The average person's pulse runs at about 70-100 beats per minutes (bpm). Mine was going much, much faster-- close to 200 bpm. The next thing I knew, the principles were in the room, having me sit in a wheel chair and pushing me outside to sit in the shade and wait on the ambulance.
The next few hours went by in a blur. The guidance counselor rode with me in the back of the ambulance to the nearest hospital, where we met my parents. I was soon transferred to a large children's hospital in a nearby city. They didn't know what was wrong, why exactly my heart was going so fast.
They tried to stop my heart several times. There's only one way to describe it: empty. From the time you are born, your heart is beating. You never really think about it going away. The doctors inserted a medicine into my IV that stopped my heart for a few seconds at a time, hoping that it would get my heart to slow down. A nurse held one hand and my mother held the other as the medicine creeped through my veins.
All I remember is that horrible, empty feeling. You can't breathe, you can't see-- all you can think about is regaining that heartbeat. And when it comes back, it's a wave of relief-- until you realize that the medicine didn't work.
The next week was spent in the hospital.

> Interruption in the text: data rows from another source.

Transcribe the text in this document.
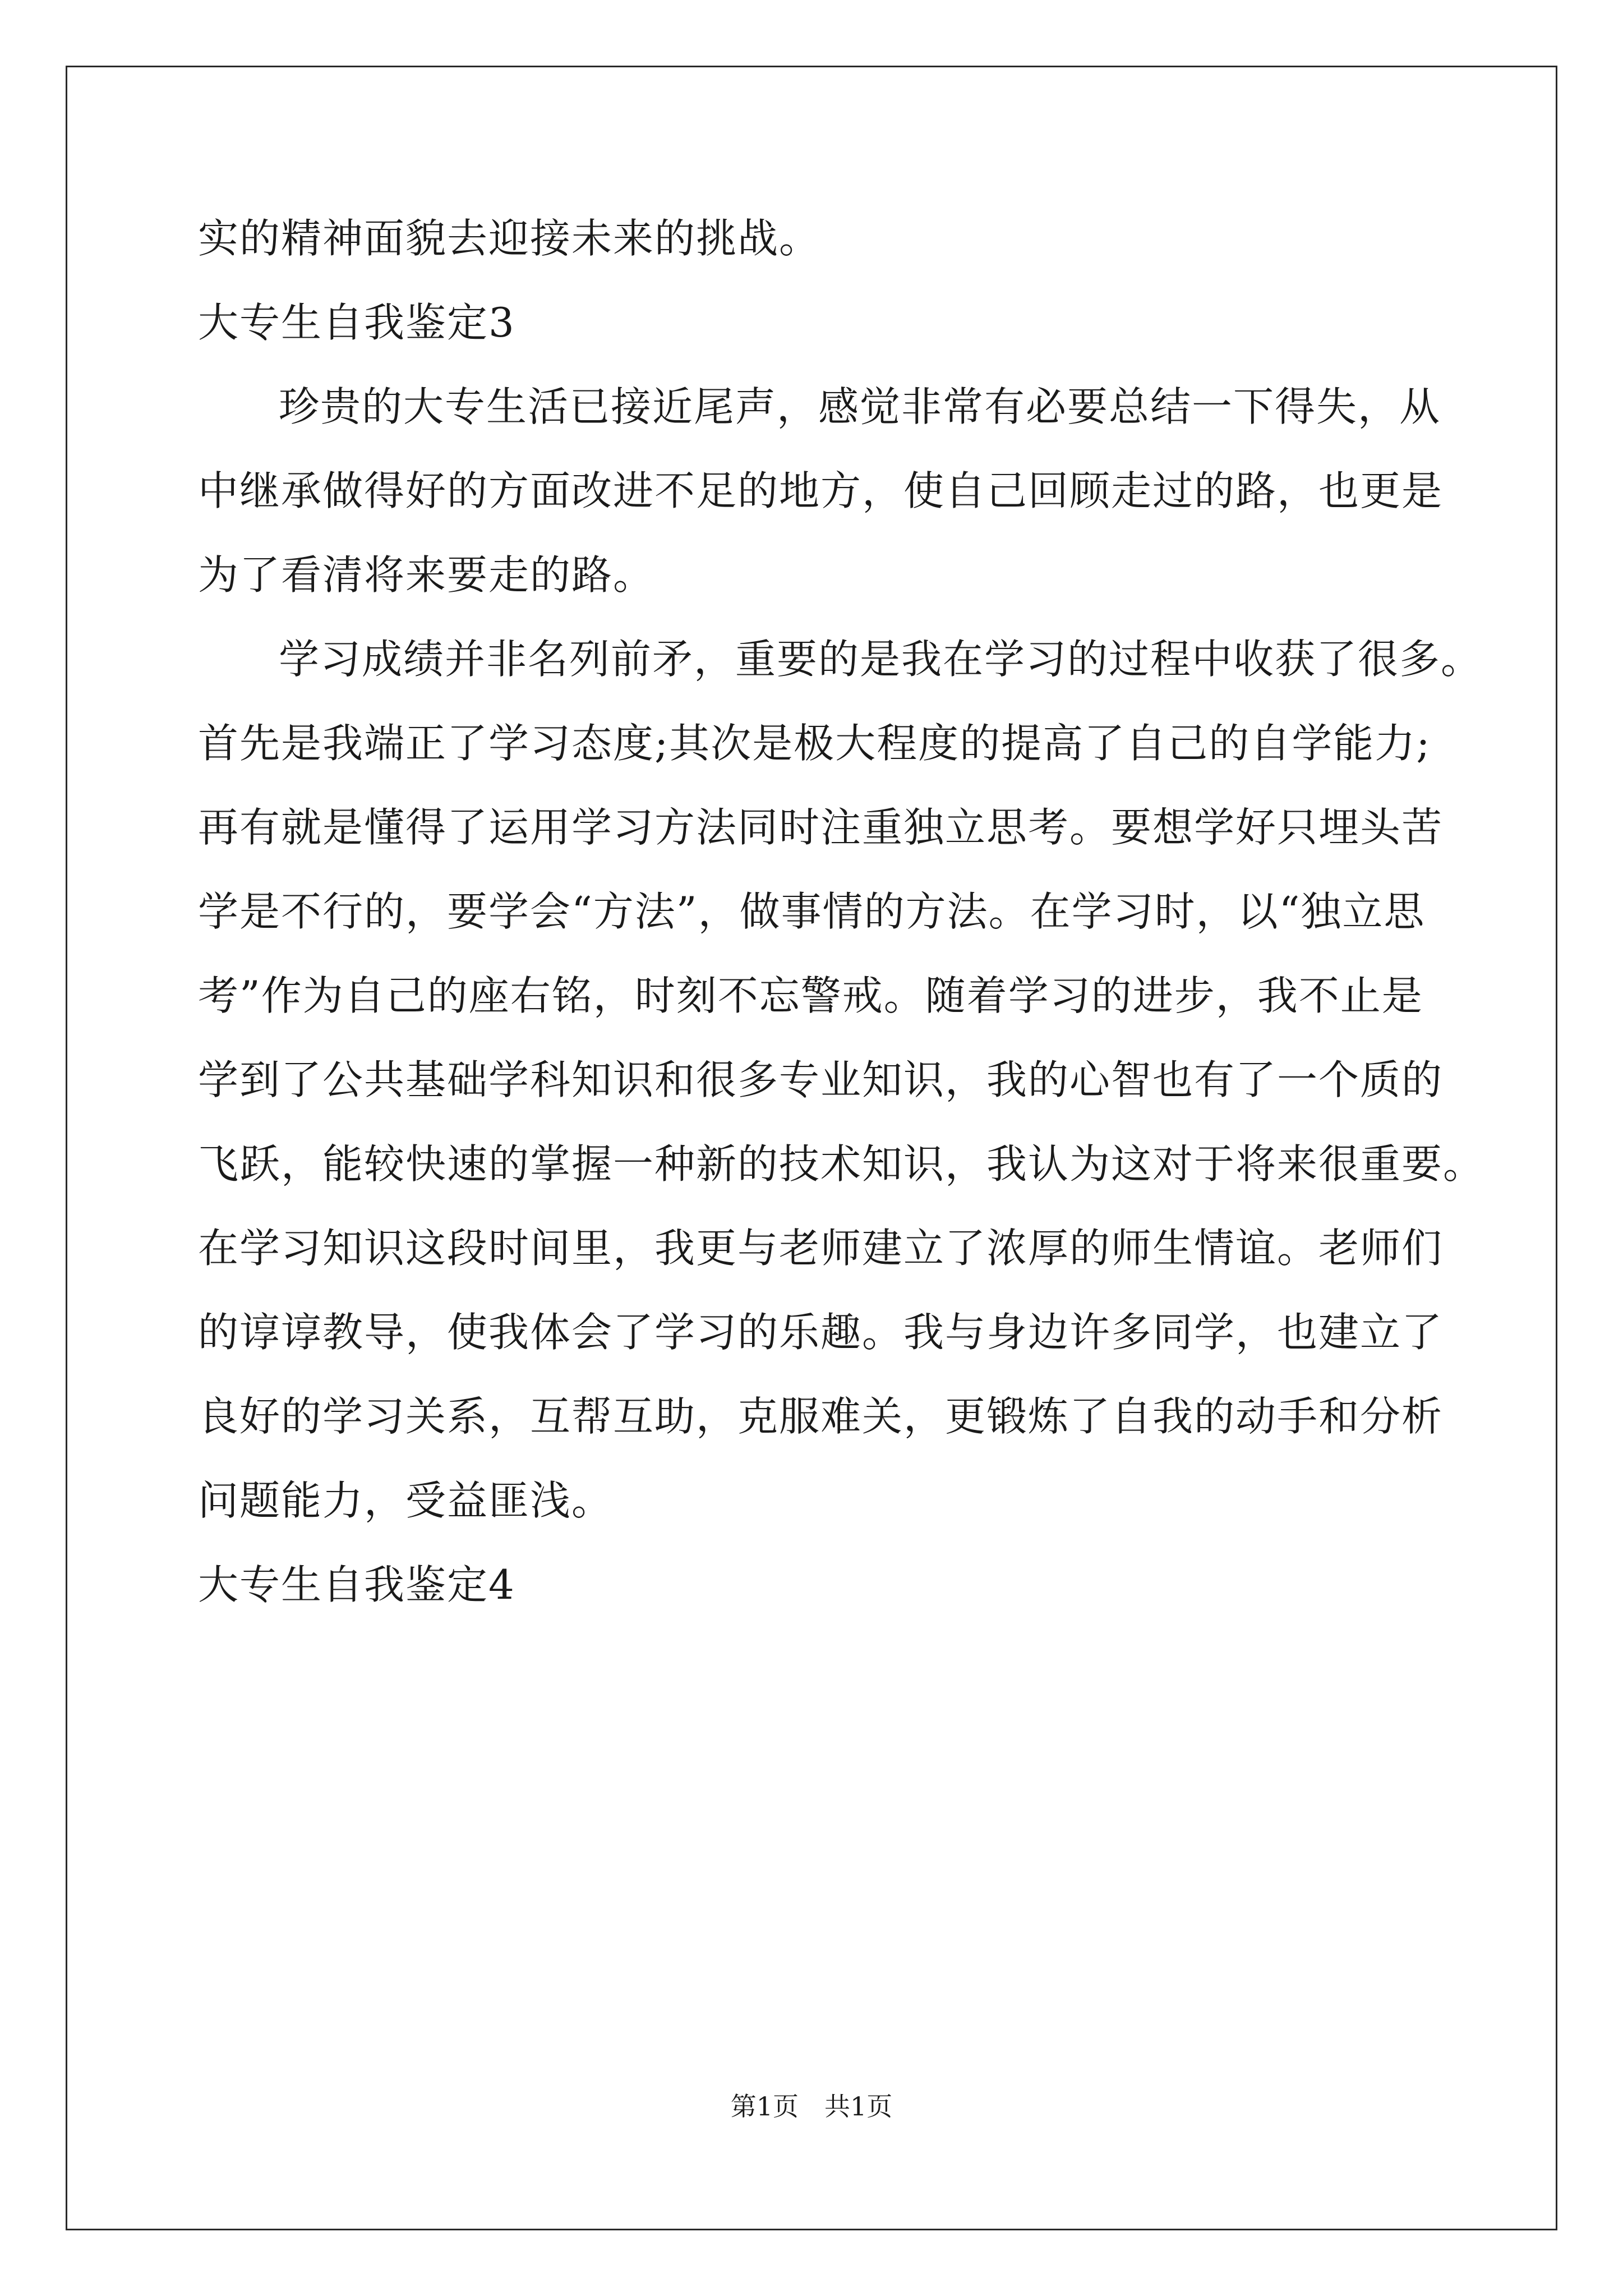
实的精神面貌去迎接未来的挑战。
大专生自我鉴定3
珍贵的大专生活已接近尾声，感觉非常有必要总结一下得失，从
中继承做得好的方面改进不足的地方，使自己回顾走过的路，也更是
为了看清将来要走的路。
学习成绩并非名列前矛，重要的是我在学习的过程中收获了很多。
首先是我端正了学习态度;其次是极大程度的提高了自己的自学能力;
再有就是懂得了运用学习方法同时注重独立思考。要想学好只埋头苦
学是不行的，要学会“方法”，做事情的方法。在学习时，以“独立思
考”作为自己的座右铭，时刻不忘警戒。随着学习的进步，我不止是
学到了公共基础学科知识和很多专业知识，我的心智也有了一个质的
飞跃，能较快速的掌握一种新的技术知识，我认为这对于将来很重要。
在学习知识这段时间里，我更与老师建立了浓厚的师生情谊。老师们
的谆谆教导，使我体会了学习的乐趣。我与身边许多同学，也建立了
良好的学习关系，互帮互助，克服难关，更锻炼了自我的动手和分析
问题能力，受益匪浅。
大专生自我鉴定4
第1页　共1页
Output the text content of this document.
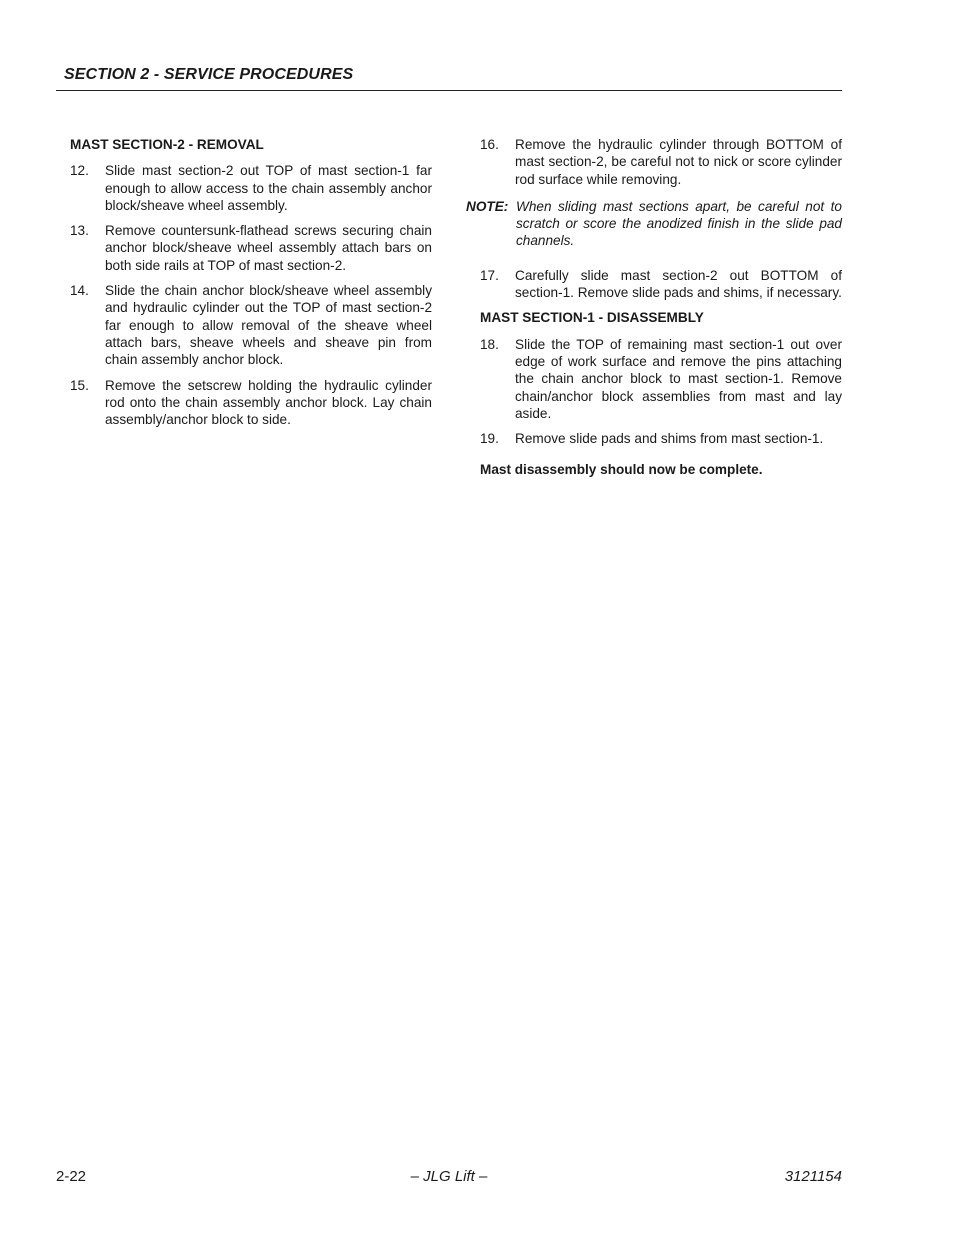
SECTION 2 - SERVICE PROCEDURES
MAST SECTION-2 - REMOVAL
12.	Slide mast section-2 out TOP of mast section-1 far enough to allow access to the chain assembly anchor block/sheave wheel assembly.
13.	Remove countersunk-flathead screws securing chain anchor block/sheave wheel assembly attach bars on both side rails at TOP of mast section-2.
14.	Slide the chain anchor block/sheave wheel assembly and hydraulic cylinder out the TOP of mast section-2 far enough to allow removal of the sheave wheel attach bars, sheave wheels and sheave pin from chain assembly anchor block.
15.	Remove the setscrew holding the hydraulic cylinder rod onto the chain assembly anchor block. Lay chain assembly/anchor block to side.
16.	Remove the hydraulic cylinder through BOTTOM of mast section-2, be careful not to nick or score cylinder rod surface while removing.
NOTE: When sliding mast sections apart, be careful not to scratch or score the anodized finish in the slide pad channels.
17.	Carefully slide mast section-2 out BOTTOM of section-1. Remove slide pads and shims, if necessary.
MAST SECTION-1 - DISASSEMBLY
18.	Slide the TOP of remaining mast section-1 out over edge of work surface and remove the pins attaching the chain anchor block to mast section-1. Remove chain/anchor block assemblies from mast and lay aside.
19.	Remove slide pads and shims from mast section-1.
Mast disassembly should now be complete.
2-22	– JLG Lift –	3121154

I was diagnosed with Atrial Ectopic Tachycardia-- a rare form of arrhythmia. They tried me on a medicine that didn't work, and it was determined that it would require a medical procedure to correct it.
On the morning of June 3rd, 2014, I went into surgery. I don't remember much of that morning. The procedure was supposed to take 2-3 hours, but mine took close to eight. The doctors initially thought that the tissue causing the problem was in one of the sides of my heart. Turns out, it wasn't in either side-- it was in the wall between. They had to switch out equipment in order to find it.
They froze/burnt the tissue, causing my pulse rate to return to normal. I woke up a few hours later, thankful to be alive.
There's a reason why I told this story. While this was an absolutely terrifying and extremely trying time in my life, I was able to learn some things out of it.
I was able to understand that no matter how hard times may be, there's always people who have it worse.
I was able to learn to appreciate the little things: you never know when it's going to be ripped away from you.
Sit back and relax. Breathe in, breathe out. Cherish every single moment. Learn to love yourself.
Appreciate each beat of your heart, each breath you take. You never know when it'll be your last.